In recognition of his accomplishments and to allow him to continue his work in this area, the David and Lucile Packard Foundation has awarded Young a 2016 Packard Fellowship for Science and Engineering. As one of this year's 18 innovative early-career recipients, Young will receive a grant of $875,000 over five years to pursue his research.
"We are thrilled that Professor Young's great promise and exciting research have proudly been rewarded with this prestigious and competitive fellowship," said UCSB Chancellor Henry T. Yang. "The Packard Foundation has recognized Andrea's passionate, creative and innovative work and his incredible potential to make groundbreaking discoveries. We at UC Santa Barbara look forward to his many future contributions as he continues to explore the frontiers of electronic states in quantum materials."
Young works with van der Waals heterostructures, which consist of layered stacks of two-dimensional materials, most notably graphene. This single-atom-thick material can be engineered to host a variety of exotic states -- for example, topological insulators, where current can flow unimpeded on the sample boundary while the two-dimensional bulk remains electrically insulating.
Using careful device design and large magnetic fields, Young can tune the electronic signature of the graphene to realize new states of matter. Among other projects, the Young lab is focused on demonstrating emergent non-Abelian quasiparticles -- collective modes of many electrons that behave as if they are made of fractions of an electron.

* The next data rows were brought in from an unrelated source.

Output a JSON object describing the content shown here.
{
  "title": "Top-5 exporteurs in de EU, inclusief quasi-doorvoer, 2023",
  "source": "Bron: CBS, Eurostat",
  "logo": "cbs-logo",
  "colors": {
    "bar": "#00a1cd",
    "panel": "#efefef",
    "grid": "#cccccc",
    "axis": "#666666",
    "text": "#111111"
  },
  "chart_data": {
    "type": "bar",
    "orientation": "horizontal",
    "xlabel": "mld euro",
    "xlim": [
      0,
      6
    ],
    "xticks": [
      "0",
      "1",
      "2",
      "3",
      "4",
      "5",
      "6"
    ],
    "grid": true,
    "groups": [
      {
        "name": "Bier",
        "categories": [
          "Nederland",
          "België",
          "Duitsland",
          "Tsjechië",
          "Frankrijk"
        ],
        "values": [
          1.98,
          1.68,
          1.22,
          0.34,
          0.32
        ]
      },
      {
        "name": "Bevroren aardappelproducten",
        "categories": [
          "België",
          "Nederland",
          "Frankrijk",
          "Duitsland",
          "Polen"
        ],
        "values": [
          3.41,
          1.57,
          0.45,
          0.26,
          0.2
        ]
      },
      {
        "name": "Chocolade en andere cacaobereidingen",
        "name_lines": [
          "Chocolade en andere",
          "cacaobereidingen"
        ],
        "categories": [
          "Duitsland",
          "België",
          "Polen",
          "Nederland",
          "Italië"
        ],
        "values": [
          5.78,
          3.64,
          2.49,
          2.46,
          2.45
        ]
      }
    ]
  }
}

"Graphene gives us a lot of knobs -- over device structure, over the nature of the quantum mechanical wave functions and over how the electrons interact with each other," said Young, an assistant professor in UCSB's Department of Physics. "All together that means we can tackle really hard problems -- how do interacting electrons organize themselves? -- with enough control that we can actually find the answer and possibly use it."
Young earned his bachelor's and master's degrees as well as his doctorate from Columbia University. He has been a visiting scientist at the Weizmann Institute of Science in Israel and a Pappalardo Fellow at the Massachusetts Institute of Technology. He is also the recipient of the 2016 McMillan Award for outstanding contributions in condensed matter physics.

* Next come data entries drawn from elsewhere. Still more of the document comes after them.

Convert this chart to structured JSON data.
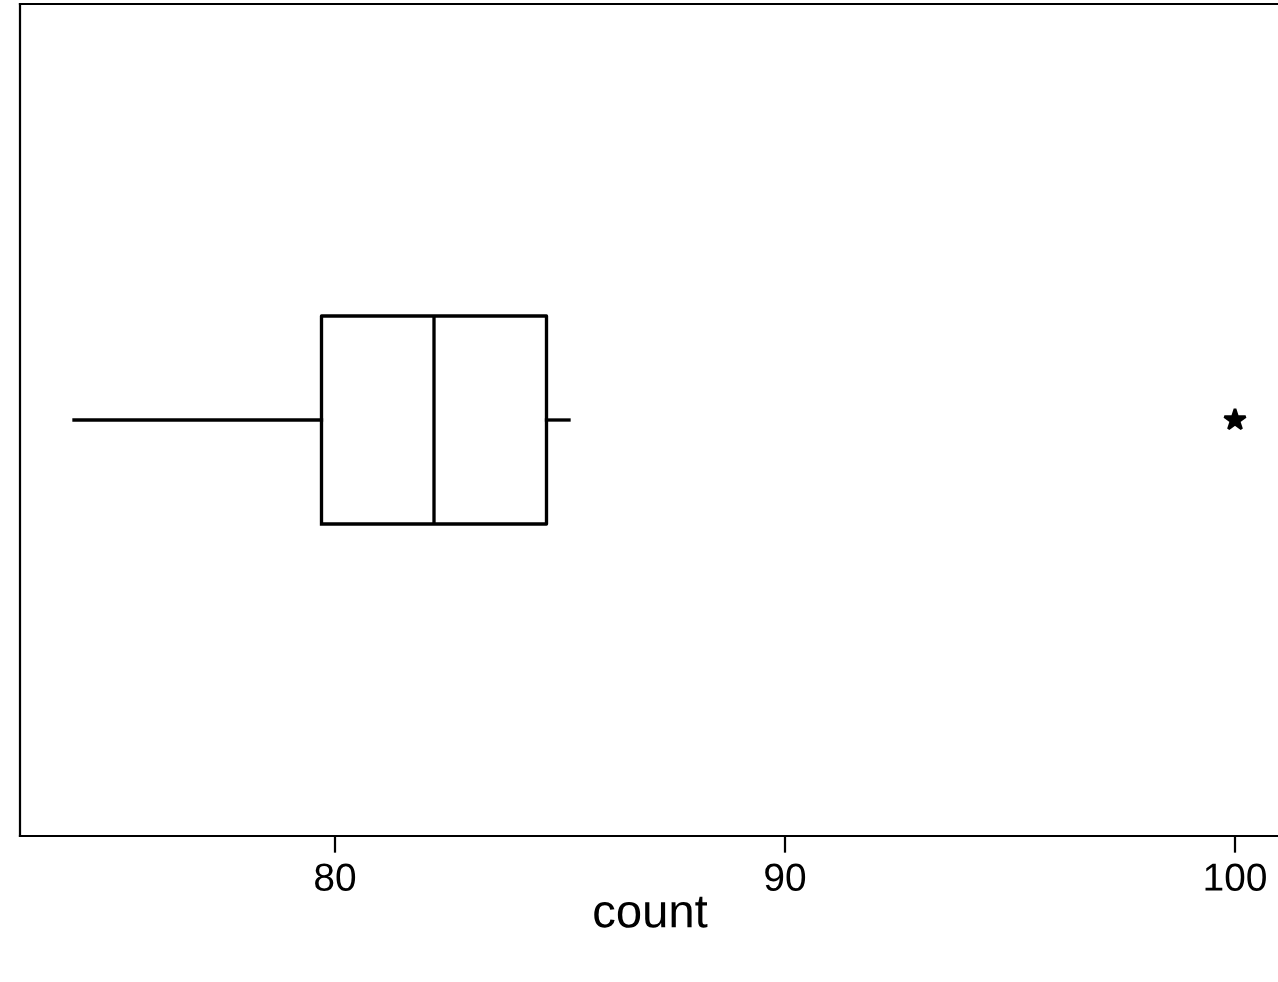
{
  "chart_data": {
    "type": "box",
    "orientation": "horizontal",
    "xlabel": "count",
    "categories": [
      null
    ],
    "boxes": [
      {
        "low": 74.2,
        "q1": 79.7,
        "median": 82.2,
        "q3": 84.7,
        "high": 85.2,
        "outliers": [
          100
        ]
      }
    ],
    "xlim": [
      73,
      101
    ],
    "xticks": [
      80,
      90,
      100
    ],
    "grid": false,
    "tick_labels": "x"
  }
}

Among the nation's largest nongovernmental fellowships, Packard Fellowships are designed to allow maximum flexibility in how the funding is used. Packard Fellows have gone on to receive significant awards and honors, including the Nobel Prize in physics, the Fields Medal, the Alan T. Waterman Award and MacArthur Fellowships.

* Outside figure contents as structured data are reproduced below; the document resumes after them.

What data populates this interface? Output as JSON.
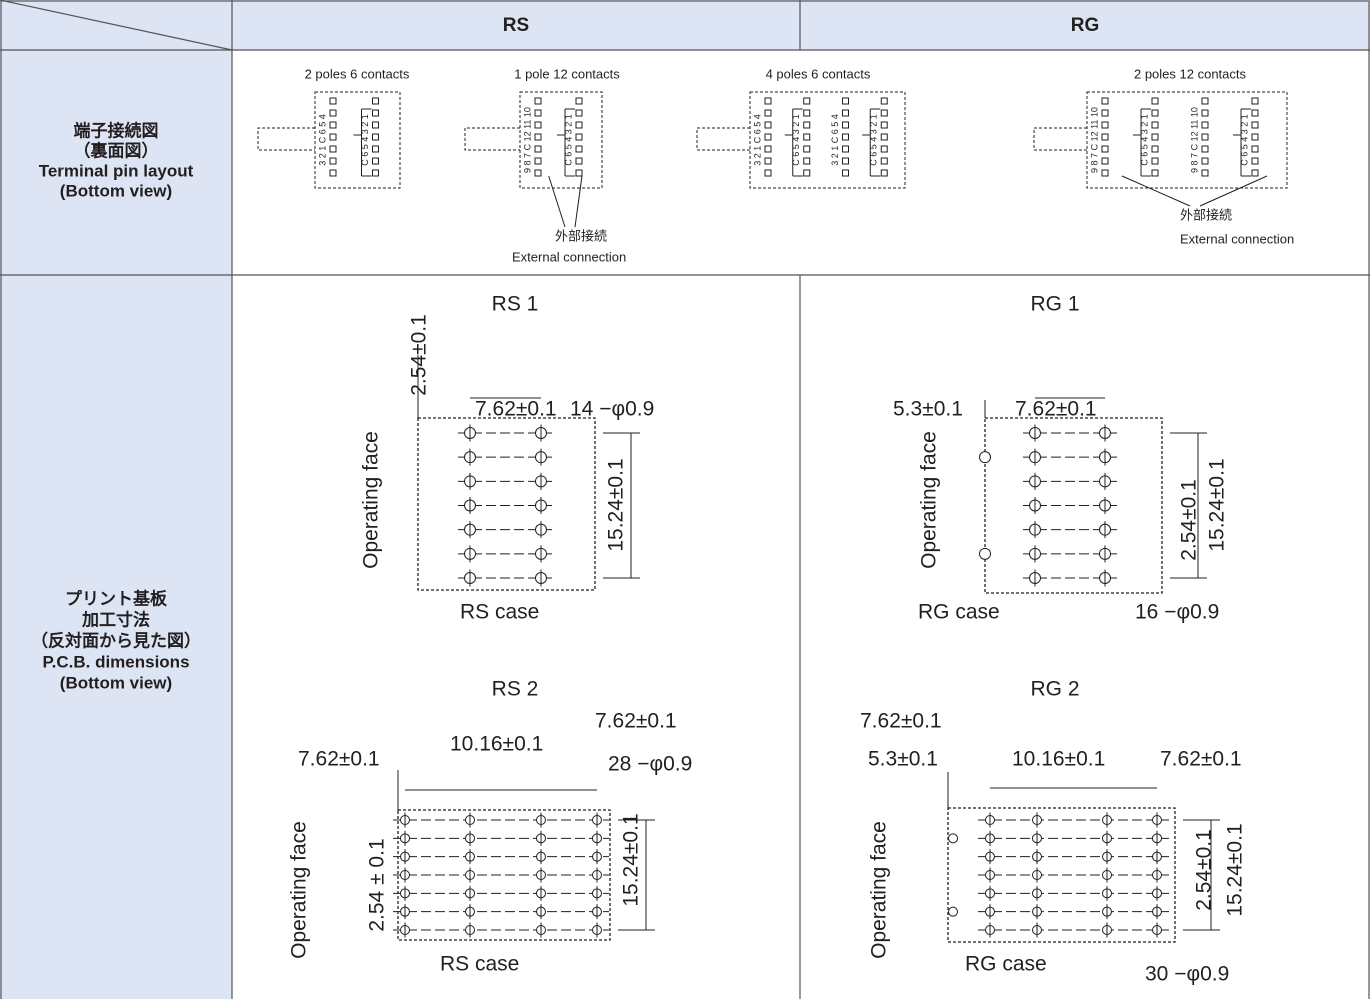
{
  "header": {
    "rs": "RS",
    "rg": "RG"
  },
  "terminal": {
    "label": [
      "端子接続図",
      "（裏面図）",
      "Terminal pin layout",
      "(Bottom view)"
    ],
    "diagrams": [
      {
        "title": "2 poles 6 contacts",
        "pins": [
          "3 2 1 C 6 5 4",
          "C 6 5 4 3 2 1"
        ]
      },
      {
        "title": "1 pole 12 contacts",
        "pins": [
          "9 8 7 C 12 11 10",
          "C 6 5 4 3 2 1"
        ],
        "note": [
          "外部接続",
          "External connection"
        ]
      },
      {
        "title": "4 poles 6 contacts",
        "pins": [
          "3 2 1 C 6 5 4",
          "C 6 5 4 3 2 1",
          "3 2 1 C 6 5 4",
          "C 6 5 4 3 2 1"
        ]
      },
      {
        "title": "2 poles 12 contacts",
        "pins": [
          "9 8 7 C 12 11 10",
          "C 6 5 4 3 2 1",
          "9 8 7 C 12 11 10",
          "C 6 5 4 3 2 1"
        ],
        "note": [
          "外部接続",
          "External connection"
        ]
      }
    ]
  },
  "pcb": {
    "label": [
      "プリント基板",
      "加工寸法",
      "（反対面から見た図）",
      "P.C.B. dimensions",
      "(Bottom view)"
    ],
    "drawings": [
      {
        "title": "RS 1",
        "texts": [
          "2.54±0.1",
          "7.62±0.1",
          "14 −φ0.9",
          "15.24±0.1",
          "Operating face",
          "RS case"
        ]
      },
      {
        "title": "RG 1",
        "texts": [
          "5.3±0.1",
          "7.62±0.1",
          "2.54±0.1",
          "15.24±0.1",
          "Operating face",
          "RG case",
          "16 −φ0.9"
        ]
      },
      {
        "title": "RS 2",
        "texts": [
          "7.62±0.1",
          "10.16±0.1",
          "7.62±0.1",
          "28 −φ0.9",
          "15.24±0.1",
          "2.54 ± 0.1",
          "Operating face",
          "RS case"
        ]
      },
      {
        "title": "RG 2",
        "texts": [
          "7.62±0.1",
          "5.3±0.1",
          "10.16±0.1",
          "7.62±0.1",
          "2.54±0.1",
          "15.24±0.1",
          "Operating face",
          "RG case",
          "30 −φ0.9"
        ]
      }
    ]
  }
}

"Year after year, we continue to be inspired by the Packard Fellows' creativity, leadership in their fields and important breakthroughs in various fields of science and engineering," said Frances Arnold, a professor at the California Institute of Technology and chair of the Packard Fellowships Advisory Panel. "The revolutionary work of these talented researchers has the ability to profoundly impact the lives of their students and all of us in the world at large."